Глава 2

“Фуэрте” по-испански означает “сильный”, и какой-нибудь студент-выпускник, имеющий склонность к статистике, мог бы написать интересное дипломное сочинение с целью выяснить, сколько бандюг с большой дороги, вышедших из дремучих джунглей, называли себя “Эль Фуэрте”, “Сильными”. Претендента на титул “Сильного” из Коста-Верде звали Хорхе Сантос. Он явно добился определенных успехов на полях сражений, чтобы обеспечить бессонницу президенту этой страны, не говоря уж кое о ком в Вашингтоне.

— Он уже контролирует четверть территории страны, — сказал Мак, инетруктируя меня для предстоящей миссии. Беседа состоялась на втором этаже неприглядного строения, которое не показывают провинциальным туристам, совершающим обзорные экскурсии по нашей столице. — Если не считать нескольких прибрежных плантаций, занятые им земли не представляют особого интереса. Тем не менее, это недвижимость, и генерал Сантос собирается употребить землю с пользой для революции. Президент Авила обратился к Соединенным Штатам за помощью. В настоящее время по разного рода причинам наша военная интервенция нежелательна. И нас попросили сделать все, что в наших силах.

— Авила? — переспросил я. — Кажется, я что-то читал о президенте Авиле.
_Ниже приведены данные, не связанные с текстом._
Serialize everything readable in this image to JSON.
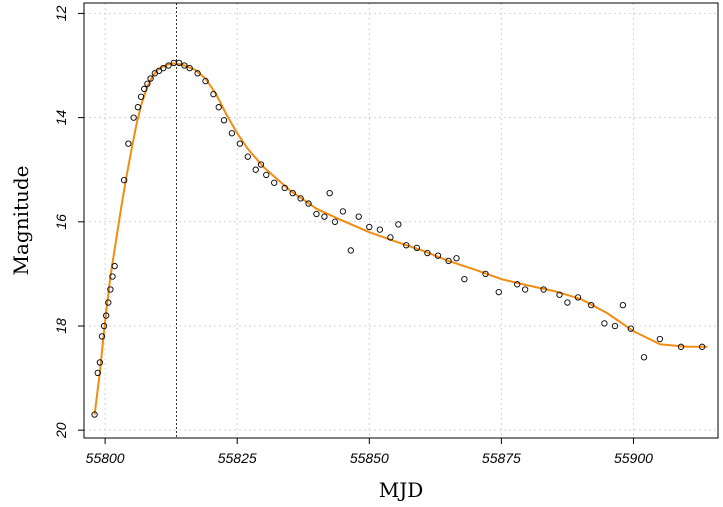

— Возможно, — согласился Мак. Яркий свет из окна у него за спиной освещал коротко стриженные седые волосы, но выражение лица рассмотреть было нельзя. — Это не самый приятный из наших друзей в том регионе. Но нашу контору, Эрик, не волнует его моральный облик. Как и особенности его правления.

Это была официальная выволочка, на что, в частности, указывало использование им моего кодового имени. Он просто напоминал мне, что мы работаем не в комиссии по правам человека. Этими вопросами занимались в государственном департаменте.

— Конечно, сэр, — сказал я.

— Дело в том, что этот мистер Сантос с хвастливым прозвищем, похоже, отрастил себе бороду, как у Кастро, и окружил себя таким же сбродом. Движение “фиделистов” оказалось заразной болезнью. Действовать будешь в контакте с полковником федеральной армии по имени Химинес. Он обеспечит твое прибытие на место и уход.

— Со всеми удобствами? — поинтересовался я.

— Ну, — сухо заметил Мак, — вообще-то президент Авила рассчитывал получить пару дивизий морской пехоты. Так что они там, может быть, будут слегка разочарованы. Кроме того, мы уже предприняли одну попытку и потерпели неудачу. Все это несколько усложняет твою задачу...

Теперь я думал об этих сложностях, лежа на опушке тропического леса с закрытыми глазами. Миссия обещает быть весьма приятной, размышлял я, когда объект потревожен и настороже, а союзники разочарованы и обескуражены тем, что уже видели, как посланный сюда вместо запрашивавшихся войск чудо-“американо” запорол операцию. Так что полковника Химинеса едва ли можно винить за, скажем так, несколько прохладный прием, который он мне оказал.

С первым проблеском зари, после нескольких часов тихого сна, лагерь пришел в движение, но я пока не видел необходимости подниматься и приниматься за дело. Делать мне было нечего, а со стороны могло показаться, что я сплю по причине легкого мандража. Поэтому я продолжал спокойно полеживать, держась рукой за ремень ружейного чехла, пока меня не разбудили и не сообщили, что завтрак готов и что мы выступаем через десять минут.

К югу от Рио-Гранде — а мы находились значительно южнее — десять минут обычно означает полчаса, но наш миниатюрный командир определенно был не из пород местных копуш. Ровно через десять минут под первыми лучами солнца, пробивающимися сквозь джунгли, мы встали на тропу войны, если можно так выразиться. А еще через пятнадцать минут я уже обливался потом, хотя полуденная жара была еще впереди. Невысокий полковник взял сразу резвый шаг. Я находился в неплохой форме, но местный ландшафт меня мало вдохновлял, а высланные вперед следопыты привычно прорубали в чаще дорогу для низкорослых соплеменников. Так что длинноногий гринго шести футов четырех дюймов росту должен был сам о себе позаботиться.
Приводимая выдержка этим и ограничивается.